The philosophy during the planning stages of this test has been to keep the completion string as simple as possible and to minimise wireline work.
This has resulted in the following:
•TCP guns will be used, to be fired with a drop bar;
•only three wireline runs are required to test the tubing string and one drift run to confirm that the TCP drop bar can pass through the string;
•downhole gauges will be installed in carriers above the packer and run and retrieved on tubing;
•the tubing will be run with a plug installed;
•oil based mud will be used as a packer fluid.
Enhanced safety features are:
•a tubing retrievable subsurface safety valve will be run in the string;
•the BOPs will remain in place during the test and the well will be controlled via a 15K surface flowhead;
•a shearable joint will be spaced adjacent the shear rams;
•two annular pressure operated circulating devices (SHORT tools) are included in the string.
Refer to safety notes in Section *3.17.
*3.5 Well data
*3.6 References
*3.7 Equipment mobilisation
1.Part of the Flopetrol production testing equipment (separator, HP lines etc.) has already been installed on the rig.
The mobilisation of the remainder of the Flopetrol production testing equipment, (test tree, steam exchanger etc.) will be organised by OPD/212. Onshore testing of this equipment in preparation for the production test will have been witnessed by a representative from OPD/212.
2.In addition to the Flopetrol production testing equipment OPD/212 will provide the following:
a)Tri-ethylene glycol (TEG) for circulating into the test string before opening up the well. (Acid type bulk transport tanks).
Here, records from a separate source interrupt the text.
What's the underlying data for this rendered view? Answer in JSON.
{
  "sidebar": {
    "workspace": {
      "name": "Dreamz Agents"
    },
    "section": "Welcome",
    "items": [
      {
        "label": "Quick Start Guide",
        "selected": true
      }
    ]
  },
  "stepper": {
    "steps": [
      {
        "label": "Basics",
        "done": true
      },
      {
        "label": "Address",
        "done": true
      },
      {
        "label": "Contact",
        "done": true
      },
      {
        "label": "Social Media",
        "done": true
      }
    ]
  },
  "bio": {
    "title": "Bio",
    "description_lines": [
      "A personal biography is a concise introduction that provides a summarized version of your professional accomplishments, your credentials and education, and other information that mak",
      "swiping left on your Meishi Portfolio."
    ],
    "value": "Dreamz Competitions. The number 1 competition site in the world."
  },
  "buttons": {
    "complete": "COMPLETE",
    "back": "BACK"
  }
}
b)Mono-ethylene glycol (MEG) for injecting into the surface flowline upstream of the choke and the Schlumberger lubricator (200 l drums).
c)Methanol for injecting into the line upstream of the choke manifold should a hydrate plug form (200 l drums).
d)All completion string accessories.
e)All wireline equipment.
See handling data for above mentioned chemicals in Section *3.17.
3.The BSP Drilling Supervisor has overall responsibility for the test equipment. Specific attention should be paid to organising the following items:
a)The test string. This will be a string of 88.9 mm (31/2) L80 Hydril PH-6 above the packer. A string of 27/8 6.4 lbs/ft L80 VAM is run from below the packer to the top of the TCP-string.
b)Baker production packer and seal assembly.
c)Propane for burner pilot lights.
d)Vetco Gray tubing hanger.
4.The WSOE is to ensure that the following are onsite:
a)Perforating guns.
b)Sample bottles and cans.
c)Pressure gauges.
*3.8 Programme outline
*3.8.1 Preparation
Make seven casing scraper trip/pressure test BOPs and THS
*3.8.2 Production test V3.0
1.Set production packer
2.Run completion string with TCP guns
3.Perforate interval
4.Clean up well. Close in
5.Flow well at maximum stable rate. Close in
6.Flow well at minimum stable rate
7.Flow well at 70% of maximum stable rate
*3.8.3 Kill well
1.Kill well
2.Pull completion string
3.Abandon V3.0 interval
*3.9 Running completion
Nom. sizeSize (mm)Weight (kg/m)GradeConnection typeAPI driftWireline driftMake-up torque (Nm)
OD ´ length (mm)OD (mm)minoptmaxi
31/288.923.51L80Hydril PH-661.5 ´ 1067N/A745083809310
27/873.09.52L80VAM59.6 ´ 106758.5293032403550
*3.9.1 Pressure testing
Tubing and wireline equipment70,000 kPa
Annulus- kPa
Packer14,000 kPa
Surface Equipment
Upstream of choke manifold70,000 kPa
Choke manifold to heater34,500 kPa
Heater to Oil and Gas Manifolds9,900 kPa
Test Separator8,275 kPa
Downstream to burners6,200 kPa
*3.9.2 Running the completion string
*3.9.2.1 Background information
In the completion string design two methods of establishing communication between tubing and annulus have been incorporated.
1.Method 1: By pressuring up the annulus and shearing a rupture disc in the SHORT-tool. (Two SHORT-tools are incorporated in the string, one as back-up).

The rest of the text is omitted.